Most turning from sitting positions involves upper body movement -- arms and shoulders with associated backmovements.   None of the "lathe dance" advertised by most of the more abled turners.  

I have developed a strong opinion that "carbide is for cripples" and certainly put myself into the "crippled" in some aspects category.  The cup style tools such as sold by Hunter Tools are very good for control and finish work, the Pen Pro for rough work.



I am also developing a very strong preference for interchangable handles with the Kelton Collet Handles having a strong lead.   Easy to change tools, and change the length of extension depending on the situation.   Sharpening with the tool out of the handle is much easier.


It is good to hear that I am not the only one sitting down at the lathe -- and mine is a big lathe.   

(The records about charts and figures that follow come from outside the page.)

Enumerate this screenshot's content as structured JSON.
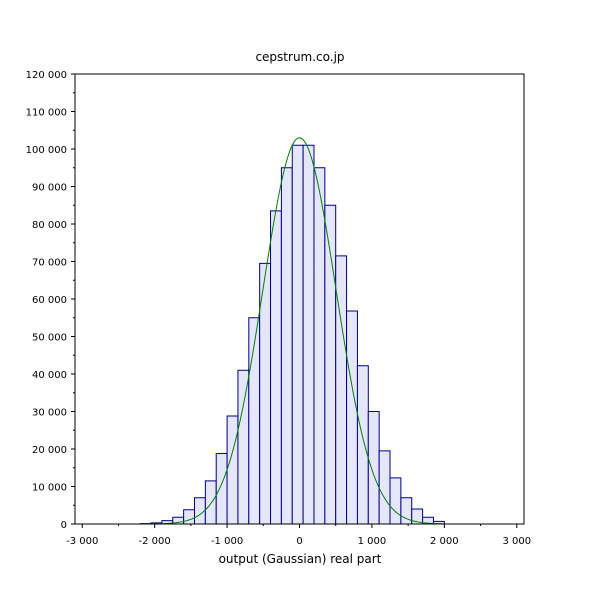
{
  "chart_data": {
    "type": "bar",
    "title": "cepstrum.co.jp",
    "xlabel": "output (Gaussian) real part",
    "ylabel": "",
    "xlim": [
      -3100,
      3100
    ],
    "ylim": [
      0,
      120000
    ],
    "grid": false,
    "x_ticks": [
      -3000,
      -2000,
      -1000,
      0,
      1000,
      2000,
      3000
    ],
    "x_tick_labels": [
      "-3 000",
      "-2 000",
      "-1 000",
      "0",
      "1 000",
      "2 000",
      "3 000"
    ],
    "y_ticks": [
      0,
      10000,
      20000,
      30000,
      40000,
      50000,
      60000,
      70000,
      80000,
      90000,
      100000,
      110000,
      120000
    ],
    "y_tick_labels": [
      "0",
      "10 000",
      "20 000",
      "30 000",
      "40 000",
      "50 000",
      "60 000",
      "70 000",
      "80 000",
      "90 000",
      "100 000",
      "110 000",
      "120 000"
    ],
    "bin_width": 150,
    "bin_edges": [
      -2200,
      -2050,
      -1900,
      -1750,
      -1600,
      -1450,
      -1300,
      -1150,
      -1000,
      -850,
      -700,
      -550,
      -400,
      -250,
      -100,
      50,
      200,
      350,
      500,
      650,
      800,
      950,
      1100,
      1250,
      1400,
      1550,
      1700,
      1850,
      2000
    ],
    "values": [
      100,
      300,
      900,
      1800,
      3800,
      7000,
      11500,
      18800,
      28800,
      41000,
      55000,
      69500,
      83500,
      95000,
      101000,
      101000,
      95000,
      85000,
      71500,
      56800,
      42200,
      30000,
      19500,
      12300,
      7000,
      4000,
      1800,
      700
    ],
    "fit_curve": {
      "type": "gaussian",
      "peak": 103000,
      "mean": 0,
      "sigma": 505
    },
    "colors": {
      "bar_fill": "#e6e6fa",
      "bar_stroke": "#00008b",
      "curve": "#008000",
      "axis": "#000000"
    }
  }
}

Be sure to sit out of the line of fire ----  I cannot dodge near as fast from a stool.


----------



## kovalcik (Jun 14, 2011)

I wanted to second what Sharon said about the rubber mats.  My father was unable to stand at his workbenches for very long and was getting very frustrated. I ordered some of the mats from woodcraft and had them delivered and it made an incredible difference in the time he could work.   He is not a lathe guy, he is a balsa wood plane modeler, but I imagine the effect would be the same.


----------



## Mike Kenney (Jun 14, 2011)

Thank you all for the responses I was just looking for feedback to see if it was safe and how many people are doing it


----------



## rherrell (Jun 15, 2011)

I'm disabled and need crutches so I sit at this chair and work. I have to stand when I make a baseball bat but I sit for the short stuff.


----------